If you got a real tree this year, it should be covered in a large plastic bag (to prevent needles and sap from falling onto your floors) and then placed at the end of your driveway, where your local yard waste management company will pick it up. But if you have an artificial tree, you’ll have to find somewhere to store it in the off-season.
Dismantling the tree and then having to put it back together the following year can be frustrating and time consuming. Instead, consider investing in a rolling base and a TreeKeeper bag. Simply cover your tree with the bag without having to take it apart, and use the rolling base to wheel it into a closet or garage. You can wrap old belts around the tree to make it a bit smaller. Try storing your tree on the same floor on which it was displayed. This way, you won’t have to lug it up or down a flight of stairs.
My family and I have ornaments on our tree that have been passed down from generation to generation, so we want to keep them protected and in good condition while in storage.
Egg cartons: Keep your delicate ornaments secure by placing them in egg cartons. Apple containers can be used to store your larger decorations.
Plastic cups: Adhere plastic cups to a piece of cardboard using a hot glue gun, then insert the cups into a plastic container. These cups are the perfect place to keep your ornaments safe in storage.
Instead of recycling your holiday cards, turn them into albums that you can proudly display on your coffee table each year. You can always add more plastic sleeves to make room for additional cards.
It can be tempting to just shove the strands of Christmas lights back into the box and put it away for future you to deal with during next year’s holiday season. Save yourself the frustration by trying any of these light storage options:
Tension rods: Neatly wrap your lights around tension rods and place the rods in a plastic bin or box.
Cardboard: Think twice before you recycle any of those cardboard boxes that came with your Christmas gifts. The cardboard can be cut into individual rectangles (about 12-by-6 inches). Wrap the lights around the rectangles, and make a slit along the edge of the cardboard where you can keep the end of the strand in place.
Zip ties: Once you’ve arranged the strands in a neat circle, use the zip ties in three different places to keep the lights from getting all tangled together in storage.
Plastic bags: Wrap the strings of lights around your arm and place them in a plastic bag. Put the lights for the tree, your mantel and the exterior of your home all in separate bags. Label the bags as such so you know where each set of lights goes next year.
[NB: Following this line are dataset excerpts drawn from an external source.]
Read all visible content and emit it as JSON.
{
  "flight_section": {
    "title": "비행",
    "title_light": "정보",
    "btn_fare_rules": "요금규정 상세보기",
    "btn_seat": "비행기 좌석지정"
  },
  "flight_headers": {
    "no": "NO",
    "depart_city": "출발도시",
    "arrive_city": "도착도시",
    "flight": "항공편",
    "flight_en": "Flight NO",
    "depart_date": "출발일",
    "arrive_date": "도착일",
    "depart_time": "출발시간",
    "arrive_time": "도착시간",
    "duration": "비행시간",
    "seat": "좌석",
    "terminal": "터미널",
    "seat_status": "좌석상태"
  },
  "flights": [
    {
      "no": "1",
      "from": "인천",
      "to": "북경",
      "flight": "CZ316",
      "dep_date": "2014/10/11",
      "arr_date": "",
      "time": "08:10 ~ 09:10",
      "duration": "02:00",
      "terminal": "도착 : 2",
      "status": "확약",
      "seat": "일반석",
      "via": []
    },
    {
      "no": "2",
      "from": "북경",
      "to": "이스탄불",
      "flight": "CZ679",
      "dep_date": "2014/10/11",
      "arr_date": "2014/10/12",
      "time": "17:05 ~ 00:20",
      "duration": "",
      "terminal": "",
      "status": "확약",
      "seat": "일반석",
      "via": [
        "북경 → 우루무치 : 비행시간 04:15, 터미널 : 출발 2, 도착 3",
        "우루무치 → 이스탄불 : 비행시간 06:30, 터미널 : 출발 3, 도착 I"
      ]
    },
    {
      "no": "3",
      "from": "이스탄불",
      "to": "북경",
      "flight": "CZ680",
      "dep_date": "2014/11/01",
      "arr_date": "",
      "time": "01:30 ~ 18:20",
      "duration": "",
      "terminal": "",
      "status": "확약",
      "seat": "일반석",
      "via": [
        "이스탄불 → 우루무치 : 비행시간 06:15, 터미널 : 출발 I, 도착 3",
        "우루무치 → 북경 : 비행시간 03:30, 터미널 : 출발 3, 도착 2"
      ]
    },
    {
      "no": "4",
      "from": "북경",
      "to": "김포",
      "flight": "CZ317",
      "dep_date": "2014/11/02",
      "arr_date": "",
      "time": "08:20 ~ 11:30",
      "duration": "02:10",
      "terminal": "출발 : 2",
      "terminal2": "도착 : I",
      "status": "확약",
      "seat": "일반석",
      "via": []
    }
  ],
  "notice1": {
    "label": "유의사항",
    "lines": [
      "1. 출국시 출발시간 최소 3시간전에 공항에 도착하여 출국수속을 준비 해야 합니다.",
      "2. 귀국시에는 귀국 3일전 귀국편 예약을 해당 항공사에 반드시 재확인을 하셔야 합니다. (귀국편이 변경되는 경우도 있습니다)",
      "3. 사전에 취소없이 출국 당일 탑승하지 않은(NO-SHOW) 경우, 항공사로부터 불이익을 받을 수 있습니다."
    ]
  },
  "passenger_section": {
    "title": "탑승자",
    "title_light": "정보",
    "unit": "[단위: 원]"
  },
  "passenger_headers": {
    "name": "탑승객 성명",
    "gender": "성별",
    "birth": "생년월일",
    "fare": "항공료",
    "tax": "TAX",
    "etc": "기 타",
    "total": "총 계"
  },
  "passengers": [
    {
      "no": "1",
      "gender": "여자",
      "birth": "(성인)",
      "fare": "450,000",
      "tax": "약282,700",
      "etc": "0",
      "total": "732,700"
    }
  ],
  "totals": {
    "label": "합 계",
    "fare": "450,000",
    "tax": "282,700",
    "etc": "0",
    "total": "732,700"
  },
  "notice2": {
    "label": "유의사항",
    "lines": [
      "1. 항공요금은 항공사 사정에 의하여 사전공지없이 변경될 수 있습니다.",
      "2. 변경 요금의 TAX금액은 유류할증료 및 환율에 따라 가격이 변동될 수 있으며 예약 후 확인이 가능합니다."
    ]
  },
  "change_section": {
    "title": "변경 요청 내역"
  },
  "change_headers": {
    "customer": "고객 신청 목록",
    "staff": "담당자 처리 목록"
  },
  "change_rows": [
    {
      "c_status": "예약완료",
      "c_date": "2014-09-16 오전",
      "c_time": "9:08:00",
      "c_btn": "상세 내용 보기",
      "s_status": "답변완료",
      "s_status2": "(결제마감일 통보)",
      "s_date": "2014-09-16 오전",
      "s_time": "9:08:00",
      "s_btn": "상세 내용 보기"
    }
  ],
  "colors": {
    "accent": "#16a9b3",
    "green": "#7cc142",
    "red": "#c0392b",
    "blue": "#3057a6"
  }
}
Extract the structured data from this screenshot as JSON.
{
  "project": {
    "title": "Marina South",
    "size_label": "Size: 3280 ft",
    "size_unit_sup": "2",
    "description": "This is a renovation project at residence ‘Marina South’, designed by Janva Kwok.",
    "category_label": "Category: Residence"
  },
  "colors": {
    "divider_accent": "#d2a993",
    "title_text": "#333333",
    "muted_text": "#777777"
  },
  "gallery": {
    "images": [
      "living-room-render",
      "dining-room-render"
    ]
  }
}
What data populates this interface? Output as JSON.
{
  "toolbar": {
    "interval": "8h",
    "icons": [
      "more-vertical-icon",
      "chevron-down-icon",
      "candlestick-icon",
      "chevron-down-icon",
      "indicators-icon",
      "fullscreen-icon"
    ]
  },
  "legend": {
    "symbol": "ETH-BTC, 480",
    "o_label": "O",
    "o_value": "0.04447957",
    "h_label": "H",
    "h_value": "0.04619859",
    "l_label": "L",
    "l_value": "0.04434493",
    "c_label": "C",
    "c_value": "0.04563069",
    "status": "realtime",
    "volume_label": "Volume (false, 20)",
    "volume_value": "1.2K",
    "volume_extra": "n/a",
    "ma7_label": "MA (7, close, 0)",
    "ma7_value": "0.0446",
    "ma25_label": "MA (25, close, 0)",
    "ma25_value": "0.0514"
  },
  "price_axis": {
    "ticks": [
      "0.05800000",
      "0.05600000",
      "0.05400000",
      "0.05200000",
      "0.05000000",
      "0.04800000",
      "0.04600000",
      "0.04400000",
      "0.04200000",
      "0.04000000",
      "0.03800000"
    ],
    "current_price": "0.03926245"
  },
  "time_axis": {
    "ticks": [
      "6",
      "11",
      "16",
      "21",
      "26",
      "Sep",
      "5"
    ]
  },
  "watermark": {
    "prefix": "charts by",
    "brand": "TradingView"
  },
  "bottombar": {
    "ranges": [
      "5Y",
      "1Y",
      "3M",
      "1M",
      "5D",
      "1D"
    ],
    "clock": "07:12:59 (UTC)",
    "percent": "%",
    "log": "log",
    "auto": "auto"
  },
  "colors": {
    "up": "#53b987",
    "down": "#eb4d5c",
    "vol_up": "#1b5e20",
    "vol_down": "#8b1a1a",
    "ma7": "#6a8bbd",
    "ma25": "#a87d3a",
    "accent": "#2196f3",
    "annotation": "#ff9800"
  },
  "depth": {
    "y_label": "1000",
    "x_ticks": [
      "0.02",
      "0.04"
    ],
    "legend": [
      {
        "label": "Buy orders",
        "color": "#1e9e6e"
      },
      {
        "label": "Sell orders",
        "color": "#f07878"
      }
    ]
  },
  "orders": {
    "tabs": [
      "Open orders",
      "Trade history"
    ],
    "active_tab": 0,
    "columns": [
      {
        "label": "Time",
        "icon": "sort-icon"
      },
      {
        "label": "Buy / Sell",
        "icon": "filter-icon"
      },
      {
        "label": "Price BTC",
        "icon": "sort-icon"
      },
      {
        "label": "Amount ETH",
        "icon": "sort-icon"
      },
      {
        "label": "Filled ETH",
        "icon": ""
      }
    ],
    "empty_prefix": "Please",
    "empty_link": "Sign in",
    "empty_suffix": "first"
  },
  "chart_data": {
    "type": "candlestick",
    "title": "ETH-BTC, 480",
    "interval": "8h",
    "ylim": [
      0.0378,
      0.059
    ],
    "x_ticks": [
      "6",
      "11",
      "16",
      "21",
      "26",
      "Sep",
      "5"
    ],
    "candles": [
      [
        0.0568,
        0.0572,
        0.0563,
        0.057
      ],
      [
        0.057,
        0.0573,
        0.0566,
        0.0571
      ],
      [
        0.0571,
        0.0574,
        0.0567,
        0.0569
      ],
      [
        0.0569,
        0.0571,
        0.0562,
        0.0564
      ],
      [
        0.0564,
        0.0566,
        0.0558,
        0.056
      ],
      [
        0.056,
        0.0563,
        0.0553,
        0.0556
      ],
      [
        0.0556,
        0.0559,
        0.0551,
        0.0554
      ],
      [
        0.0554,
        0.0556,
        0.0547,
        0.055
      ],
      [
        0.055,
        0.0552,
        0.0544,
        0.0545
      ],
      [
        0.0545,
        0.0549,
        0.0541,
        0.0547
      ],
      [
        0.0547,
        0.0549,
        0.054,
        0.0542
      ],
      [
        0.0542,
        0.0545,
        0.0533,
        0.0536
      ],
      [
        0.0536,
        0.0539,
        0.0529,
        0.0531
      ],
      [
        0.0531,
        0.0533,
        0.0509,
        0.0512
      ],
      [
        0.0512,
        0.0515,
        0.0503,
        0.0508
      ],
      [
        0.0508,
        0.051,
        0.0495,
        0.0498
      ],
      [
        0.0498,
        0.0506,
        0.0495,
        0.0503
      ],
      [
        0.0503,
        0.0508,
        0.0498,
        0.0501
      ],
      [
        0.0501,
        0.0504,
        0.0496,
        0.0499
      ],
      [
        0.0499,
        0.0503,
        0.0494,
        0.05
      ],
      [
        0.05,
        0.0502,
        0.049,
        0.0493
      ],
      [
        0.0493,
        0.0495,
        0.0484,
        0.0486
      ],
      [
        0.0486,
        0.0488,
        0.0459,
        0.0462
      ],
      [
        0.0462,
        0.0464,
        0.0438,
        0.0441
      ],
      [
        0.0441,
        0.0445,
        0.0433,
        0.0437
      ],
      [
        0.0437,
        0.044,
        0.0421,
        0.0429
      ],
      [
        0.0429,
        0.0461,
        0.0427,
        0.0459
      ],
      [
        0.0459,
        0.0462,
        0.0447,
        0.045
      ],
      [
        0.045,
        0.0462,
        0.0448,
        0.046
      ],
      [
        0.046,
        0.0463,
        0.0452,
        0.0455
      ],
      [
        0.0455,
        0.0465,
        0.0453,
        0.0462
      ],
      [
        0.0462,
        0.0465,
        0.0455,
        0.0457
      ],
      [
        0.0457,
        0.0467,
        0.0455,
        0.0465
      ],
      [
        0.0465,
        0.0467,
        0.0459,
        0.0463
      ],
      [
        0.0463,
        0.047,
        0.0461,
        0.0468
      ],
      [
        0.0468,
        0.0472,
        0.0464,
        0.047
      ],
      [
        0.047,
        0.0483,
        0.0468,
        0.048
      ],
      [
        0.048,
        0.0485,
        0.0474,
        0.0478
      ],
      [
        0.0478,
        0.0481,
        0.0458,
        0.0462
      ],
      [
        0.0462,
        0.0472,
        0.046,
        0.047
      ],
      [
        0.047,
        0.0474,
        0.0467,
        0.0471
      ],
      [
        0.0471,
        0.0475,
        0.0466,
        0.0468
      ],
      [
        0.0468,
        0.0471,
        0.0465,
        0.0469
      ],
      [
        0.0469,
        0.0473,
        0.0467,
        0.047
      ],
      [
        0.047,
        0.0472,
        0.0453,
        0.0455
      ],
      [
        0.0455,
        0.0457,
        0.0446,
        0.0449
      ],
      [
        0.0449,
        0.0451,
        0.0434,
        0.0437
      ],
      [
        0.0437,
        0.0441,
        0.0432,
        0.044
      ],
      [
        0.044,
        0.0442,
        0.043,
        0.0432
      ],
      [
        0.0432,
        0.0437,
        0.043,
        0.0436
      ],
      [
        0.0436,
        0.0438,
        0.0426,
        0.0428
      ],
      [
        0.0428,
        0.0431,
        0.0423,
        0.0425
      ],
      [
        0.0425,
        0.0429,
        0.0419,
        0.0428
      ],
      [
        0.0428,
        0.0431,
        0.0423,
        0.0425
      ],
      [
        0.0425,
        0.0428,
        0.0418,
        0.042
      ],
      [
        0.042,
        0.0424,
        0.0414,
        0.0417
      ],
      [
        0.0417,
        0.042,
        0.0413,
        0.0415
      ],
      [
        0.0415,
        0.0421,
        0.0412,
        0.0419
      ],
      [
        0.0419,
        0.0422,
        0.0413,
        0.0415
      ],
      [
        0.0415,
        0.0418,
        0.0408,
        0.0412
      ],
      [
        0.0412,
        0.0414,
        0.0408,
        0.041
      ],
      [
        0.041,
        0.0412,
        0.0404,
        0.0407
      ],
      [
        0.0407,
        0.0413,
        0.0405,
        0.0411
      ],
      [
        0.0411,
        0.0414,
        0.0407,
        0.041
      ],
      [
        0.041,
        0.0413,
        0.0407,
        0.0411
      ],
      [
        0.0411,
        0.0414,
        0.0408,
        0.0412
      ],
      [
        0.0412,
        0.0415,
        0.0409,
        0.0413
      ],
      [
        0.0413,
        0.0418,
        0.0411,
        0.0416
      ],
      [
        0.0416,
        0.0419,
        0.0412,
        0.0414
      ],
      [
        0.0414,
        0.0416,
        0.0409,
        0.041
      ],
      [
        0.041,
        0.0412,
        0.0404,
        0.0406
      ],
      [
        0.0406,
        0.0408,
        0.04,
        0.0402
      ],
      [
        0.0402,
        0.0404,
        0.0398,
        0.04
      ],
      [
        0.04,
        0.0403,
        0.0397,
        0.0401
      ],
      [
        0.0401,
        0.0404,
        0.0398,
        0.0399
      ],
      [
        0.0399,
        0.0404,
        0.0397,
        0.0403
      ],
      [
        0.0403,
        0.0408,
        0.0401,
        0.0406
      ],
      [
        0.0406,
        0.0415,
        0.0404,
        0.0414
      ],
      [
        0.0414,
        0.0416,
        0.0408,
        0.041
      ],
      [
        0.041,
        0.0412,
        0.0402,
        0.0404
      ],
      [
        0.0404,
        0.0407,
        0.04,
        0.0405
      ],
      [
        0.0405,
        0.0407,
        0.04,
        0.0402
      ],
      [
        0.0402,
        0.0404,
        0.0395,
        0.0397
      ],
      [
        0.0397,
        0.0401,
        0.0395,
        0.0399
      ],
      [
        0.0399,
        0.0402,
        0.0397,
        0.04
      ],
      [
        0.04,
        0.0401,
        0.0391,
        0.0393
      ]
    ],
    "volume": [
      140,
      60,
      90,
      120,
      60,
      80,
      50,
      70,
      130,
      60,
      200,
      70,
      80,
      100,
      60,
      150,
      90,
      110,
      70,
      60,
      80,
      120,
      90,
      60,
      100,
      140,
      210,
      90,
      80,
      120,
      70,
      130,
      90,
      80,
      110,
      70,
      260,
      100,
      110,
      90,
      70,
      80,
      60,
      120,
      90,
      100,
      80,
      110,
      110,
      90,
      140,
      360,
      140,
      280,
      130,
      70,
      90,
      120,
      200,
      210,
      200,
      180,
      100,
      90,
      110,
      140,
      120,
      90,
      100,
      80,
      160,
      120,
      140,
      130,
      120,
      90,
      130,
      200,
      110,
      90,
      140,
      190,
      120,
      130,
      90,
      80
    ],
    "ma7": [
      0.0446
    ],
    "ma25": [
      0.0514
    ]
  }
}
Wrapping paper, bows and ribbons
If you haven’t used up all of your wrapping paper, bows and ribbons, try these organizing options:
Garment bag: Have an empty garment bag? Fill it with all your wrapping paper rolls, zip it up and hang it in the back of your closet.
Plastic containers: Organize your bows, ribbons, gift tags and wrapping paper into separate containers. You’ll be able to see inside them and won’t have to dig through each box to find what you’re looking for.